Drilling into jawbone usually occurs in several separate steps. The pilot hole is expanded by using progressively wider drills (typically between three and seven successive drilling steps, depending on implant width and length). Care is taken not to damage the osteoblast or bone cells by overheating. A cooling saline spray keeps the temperature of the bone to below 47 degrees Celsius (approximately 117 degrees Fahrenheit). The implant screw can be self-tapping, and is screwed into place at a precise torque so as not to overload the surrounding bone (overloaded bone can die, a condition called osteonecrosis, which may lead to failure of the implant to fully integrate or bond with the jawbone). Typically in most implant systems, the osteotomy or drilled hole is about 1mm deeper than the implant being placed, due to the shape of the drill tip.
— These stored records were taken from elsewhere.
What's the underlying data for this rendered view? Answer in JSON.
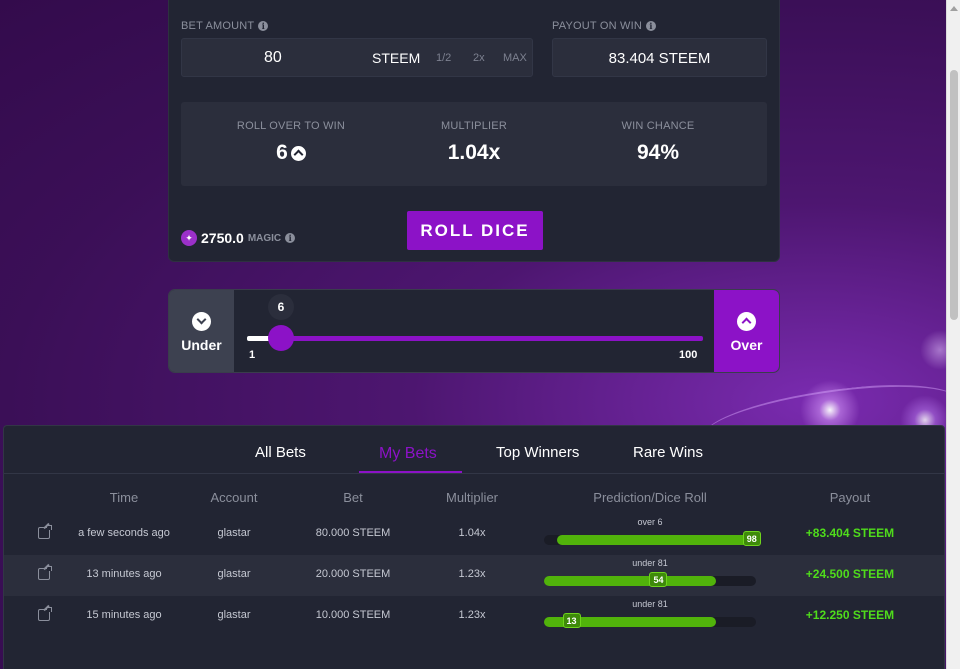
{
  "controls": {
    "bet_amount_label": "BET AMOUNT",
    "bet_amount_value": "80",
    "bet_unit": "STEEM",
    "half_label": "1/2",
    "double_label": "2x",
    "max_label": "MAX",
    "payout_label": "PAYOUT ON WIN",
    "payout_value": "83.404 STEEM",
    "roll_over_label": "ROLL OVER TO WIN",
    "roll_over_value": "6",
    "multiplier_label": "MULTIPLIER",
    "multiplier_value": "1.04x",
    "win_chance_label": "WIN CHANCE",
    "win_chance_value": "94%",
    "magic_balance": "2750.0",
    "magic_unit": "MAGIC",
    "roll_button": "ROLL DICE"
  },
  "slider": {
    "under_label": "Under",
    "over_label": "Over",
    "value": "6",
    "min": "1",
    "max": "100"
  },
  "bets": {
    "tabs": [
      "All Bets",
      "My Bets",
      "Top Winners",
      "Rare Wins"
    ],
    "active_tab": "My Bets",
    "headers": [
      "Time",
      "Account",
      "Bet",
      "Multiplier",
      "Prediction/Dice Roll",
      "Payout"
    ],
    "rows": [
      {
        "time": "a few seconds ago",
        "account": "glastar",
        "bet": "80.000 STEEM",
        "multiplier": "1.04x",
        "prediction": "over 6",
        "direction": "over",
        "target": 6,
        "roll": "98",
        "roll_value": 98,
        "payout": "+83.404 STEEM"
      },
      {
        "time": "13 minutes ago",
        "account": "glastar",
        "bet": "20.000 STEEM",
        "multiplier": "1.23x",
        "prediction": "under 81",
        "direction": "under",
        "target": 81,
        "roll": "54",
        "roll_value": 54,
        "payout": "+24.500 STEEM"
      },
      {
        "time": "15 minutes ago",
        "account": "glastar",
        "bet": "10.000 STEEM",
        "multiplier": "1.23x",
        "prediction": "under 81",
        "direction": "under",
        "target": 81,
        "roll": "13",
        "roll_value": 13,
        "payout": "+12.250 STEEM"
      }
    ]
  },
  "colors": {
    "accent": "#8c12c7",
    "win_green": "#4fdc1b",
    "panel_bg": "#222533"
  }
}
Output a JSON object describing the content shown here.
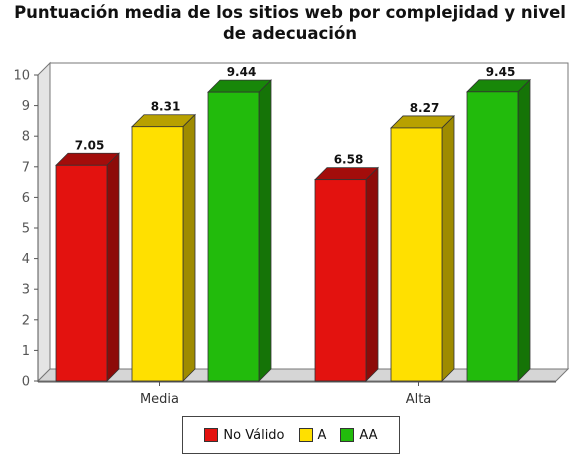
{
  "chart_data": {
    "type": "bar",
    "title": "Puntuación media de los sitios web por complejidad y nivel de adecuación",
    "categories": [
      "Media",
      "Alta"
    ],
    "series": [
      {
        "name": "No Válido",
        "color": "#e3120f",
        "values": [
          7.05,
          6.58
        ]
      },
      {
        "name": "A",
        "color": "#ffe000",
        "values": [
          8.31,
          8.27
        ]
      },
      {
        "name": "AA",
        "color": "#22bb0c",
        "values": [
          9.44,
          9.45
        ]
      }
    ],
    "ylim": [
      0,
      10
    ],
    "yticks": [
      "0",
      "1",
      "2",
      "3",
      "4",
      "5",
      "6",
      "7",
      "8",
      "9",
      "10"
    ],
    "data_labels": [
      [
        "7.05",
        "6.58"
      ],
      [
        "8.31",
        "8.27"
      ],
      [
        "9.44",
        "9.45"
      ]
    ],
    "grid": false,
    "legend_position": "bottom",
    "style": "3d"
  }
}
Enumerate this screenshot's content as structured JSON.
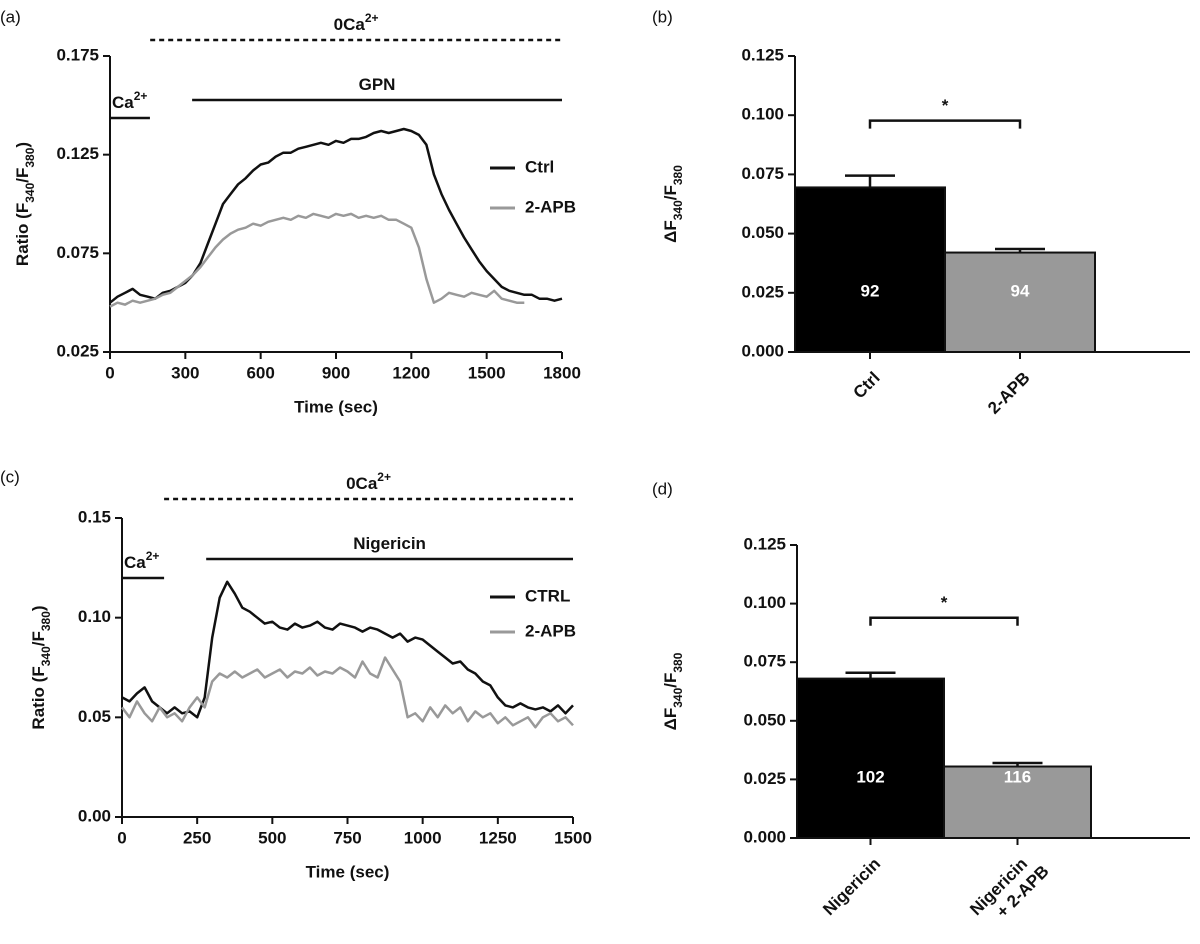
{
  "chart_data": [
    {
      "type": "line",
      "panel": "(a)",
      "xlabel": "Time (sec)",
      "ylabel": [
        "Ratio (F",
        "340",
        "/F",
        "380",
        ")"
      ],
      "xlim": [
        0,
        1800
      ],
      "xticks": [
        0,
        300,
        600,
        900,
        1200,
        1500,
        1800
      ],
      "ylim": [
        0.025,
        0.175
      ],
      "yticks": [
        0.025,
        0.075,
        0.125,
        0.175
      ],
      "legend": "right",
      "periods": [
        {
          "label": [
            "0Ca",
            "2+"
          ],
          "start": 160,
          "end": 1800,
          "style": "dashed"
        },
        {
          "label": [
            "GPN"
          ],
          "start": 327,
          "end": 1800,
          "style": "solid"
        },
        {
          "label": [
            "Ca",
            "2+"
          ],
          "start": 0,
          "end": 159,
          "style": "solid"
        }
      ],
      "x": [
        0,
        30,
        60,
        90,
        120,
        150,
        180,
        210,
        240,
        270,
        300,
        330,
        360,
        390,
        420,
        450,
        480,
        510,
        540,
        570,
        600,
        630,
        660,
        690,
        720,
        750,
        780,
        810,
        840,
        870,
        900,
        930,
        960,
        990,
        1020,
        1050,
        1080,
        1110,
        1140,
        1170,
        1200,
        1230,
        1260,
        1290,
        1320,
        1350,
        1380,
        1410,
        1440,
        1470,
        1500,
        1530,
        1560,
        1590,
        1620,
        1650,
        1680,
        1710,
        1740,
        1770,
        1800
      ],
      "series": [
        {
          "name": "Ctrl",
          "color": "#111111",
          "values": [
            0.05,
            0.053,
            0.055,
            0.057,
            0.054,
            0.053,
            0.052,
            0.055,
            0.056,
            0.058,
            0.06,
            0.064,
            0.07,
            0.08,
            0.09,
            0.1,
            0.105,
            0.11,
            0.113,
            0.117,
            0.12,
            0.121,
            0.124,
            0.126,
            0.126,
            0.128,
            0.129,
            0.13,
            0.131,
            0.13,
            0.132,
            0.131,
            0.133,
            0.133,
            0.134,
            0.136,
            0.137,
            0.136,
            0.137,
            0.138,
            0.137,
            0.135,
            0.13,
            0.115,
            0.105,
            0.097,
            0.09,
            0.083,
            0.077,
            0.071,
            0.066,
            0.062,
            0.058,
            0.056,
            0.055,
            0.054,
            0.054,
            0.052,
            0.052,
            0.051,
            0.052
          ]
        },
        {
          "name": "2-APB",
          "color": "#999999",
          "values": [
            0.048,
            0.05,
            0.049,
            0.051,
            0.05,
            0.051,
            0.052,
            0.054,
            0.055,
            0.058,
            0.061,
            0.064,
            0.068,
            0.073,
            0.078,
            0.082,
            0.085,
            0.087,
            0.088,
            0.09,
            0.089,
            0.091,
            0.092,
            0.093,
            0.092,
            0.094,
            0.093,
            0.095,
            0.094,
            0.093,
            0.095,
            0.094,
            0.095,
            0.093,
            0.094,
            0.093,
            0.094,
            0.092,
            0.092,
            0.09,
            0.088,
            0.078,
            0.062,
            0.05,
            0.052,
            0.055,
            0.054,
            0.053,
            0.055,
            0.054,
            0.053,
            0.056,
            0.052,
            0.051,
            0.05,
            0.05,
            null,
            null,
            null,
            null,
            null
          ]
        }
      ]
    },
    {
      "type": "bar",
      "panel": "(b)",
      "ylabel": [
        "ΔF",
        "340",
        "/F",
        "380"
      ],
      "ylim": [
        0,
        0.125
      ],
      "yticks": [
        {
          "value": 0,
          "label": "0.000"
        },
        0.025,
        {
          "value": 0.05,
          "label": "0.050"
        },
        0.075,
        {
          "value": 0.1,
          "label": "0.100"
        },
        0.125
      ],
      "categories": [
        [
          "Ctrl"
        ],
        [
          "2-APB"
        ]
      ],
      "colors": [
        "#000000",
        "#999999"
      ],
      "values": [
        0.0695,
        0.042
      ],
      "errors": [
        0.005,
        0.0015
      ],
      "n": [
        92,
        94
      ],
      "significance": "*"
    },
    {
      "type": "line",
      "panel": "(c)",
      "xlabel": "Time (sec)",
      "ylabel": [
        "Ratio (F",
        "340",
        "/F",
        "380",
        ")"
      ],
      "xlim": [
        0,
        1500
      ],
      "xticks": [
        0,
        250,
        500,
        750,
        1000,
        1250,
        1500
      ],
      "ylim": [
        0,
        0.15
      ],
      "yticks": [
        {
          "value": 0,
          "label": "0.00"
        },
        {
          "value": 0.05,
          "label": "0.05"
        },
        {
          "value": 0.1,
          "label": "0.10"
        },
        {
          "value": 0.15,
          "label": "0.15"
        }
      ],
      "legend": "right",
      "periods": [
        {
          "label": [
            "0Ca",
            "2+"
          ],
          "start": 140,
          "end": 1500,
          "style": "dashed"
        },
        {
          "label": [
            "Nigericin"
          ],
          "start": 280,
          "end": 1500,
          "style": "solid"
        },
        {
          "label": [
            "Ca",
            "2+"
          ],
          "start": 0,
          "end": 140,
          "style": "solid"
        }
      ],
      "x": [
        0,
        25,
        50,
        75,
        100,
        125,
        150,
        175,
        200,
        225,
        250,
        275,
        300,
        325,
        350,
        375,
        400,
        425,
        450,
        475,
        500,
        525,
        550,
        575,
        600,
        625,
        650,
        675,
        700,
        725,
        750,
        775,
        800,
        825,
        850,
        875,
        900,
        925,
        950,
        975,
        1000,
        1025,
        1050,
        1075,
        1100,
        1125,
        1150,
        1175,
        1200,
        1225,
        1250,
        1275,
        1300,
        1325,
        1350,
        1375,
        1400,
        1425,
        1450,
        1475,
        1500
      ],
      "series": [
        {
          "name": "CTRL",
          "color": "#111111",
          "values": [
            0.06,
            0.058,
            0.062,
            0.065,
            0.058,
            0.055,
            0.052,
            0.055,
            0.052,
            0.053,
            0.05,
            0.06,
            0.09,
            0.11,
            0.118,
            0.112,
            0.105,
            0.103,
            0.1,
            0.097,
            0.098,
            0.095,
            0.094,
            0.097,
            0.095,
            0.096,
            0.098,
            0.095,
            0.094,
            0.097,
            0.096,
            0.095,
            0.093,
            0.095,
            0.094,
            0.092,
            0.09,
            0.092,
            0.088,
            0.09,
            0.089,
            0.086,
            0.083,
            0.08,
            0.077,
            0.078,
            0.074,
            0.072,
            0.068,
            0.066,
            0.06,
            0.056,
            0.055,
            0.057,
            0.055,
            0.054,
            0.055,
            0.053,
            0.056,
            0.052,
            0.056
          ]
        },
        {
          "name": "2-APB",
          "color": "#999999",
          "values": [
            0.055,
            0.05,
            0.058,
            0.052,
            0.048,
            0.055,
            0.05,
            0.052,
            0.048,
            0.055,
            0.06,
            0.055,
            0.068,
            0.072,
            0.07,
            0.073,
            0.07,
            0.072,
            0.074,
            0.07,
            0.072,
            0.074,
            0.07,
            0.073,
            0.072,
            0.075,
            0.071,
            0.073,
            0.072,
            0.075,
            0.073,
            0.07,
            0.078,
            0.072,
            0.07,
            0.08,
            0.074,
            0.068,
            0.05,
            0.052,
            0.048,
            0.055,
            0.05,
            0.056,
            0.052,
            0.055,
            0.048,
            0.053,
            0.05,
            0.052,
            0.047,
            0.05,
            0.046,
            0.048,
            0.05,
            0.045,
            0.05,
            0.052,
            0.048,
            0.05,
            0.046
          ]
        }
      ]
    },
    {
      "type": "bar",
      "panel": "(d)",
      "ylabel": [
        "ΔF",
        "340",
        "/F",
        "380"
      ],
      "ylim": [
        0,
        0.125
      ],
      "yticks": [
        {
          "value": 0,
          "label": "0.000"
        },
        0.025,
        {
          "value": 0.05,
          "label": "0.050"
        },
        0.075,
        {
          "value": 0.1,
          "label": "0.100"
        },
        0.125
      ],
      "categories": [
        [
          "Nigericin"
        ],
        [
          "Nigericin",
          "+ 2-APB"
        ]
      ],
      "colors": [
        "#000000",
        "#999999"
      ],
      "values": [
        0.068,
        0.0305
      ],
      "errors": [
        0.0025,
        0.0015
      ],
      "n": [
        102,
        116
      ],
      "significance": "*"
    }
  ]
}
Surgeons must take the added length into consideration when drilling in the vicinity of vital structures.
Once properly torqued into the bone, a cover screw is placed on the implant, then the gingiva or gum is sutured over the site and allowed to heal for several months for integration to occur between the titanium surface of the implant and jawbone.
After several months the implant is uncovered in another surgical procedure, usually under local anesthetic by the restorative dentist, and a healing abutment and temporary crown is placed onto the implant. This encourages the gum to grow in the right scalloped shape to approximate a natural tooth’s gums and allows assessment of the final aesthetics of the restored tooth. Once this has occurred a permanent crown will be fabricated and placed on the implant.
An increasingly common strategy to preserve bone and reduce treatment times includes the placement of a dental implant into a recent extraction site. In addition, immediate loading is becoming more common as success rates for this procedure are now acceptable. This can cut months off the treatment time and in some cases a prosthetic tooth can be attached to the implants at the same time as the surgery to place the dental implants.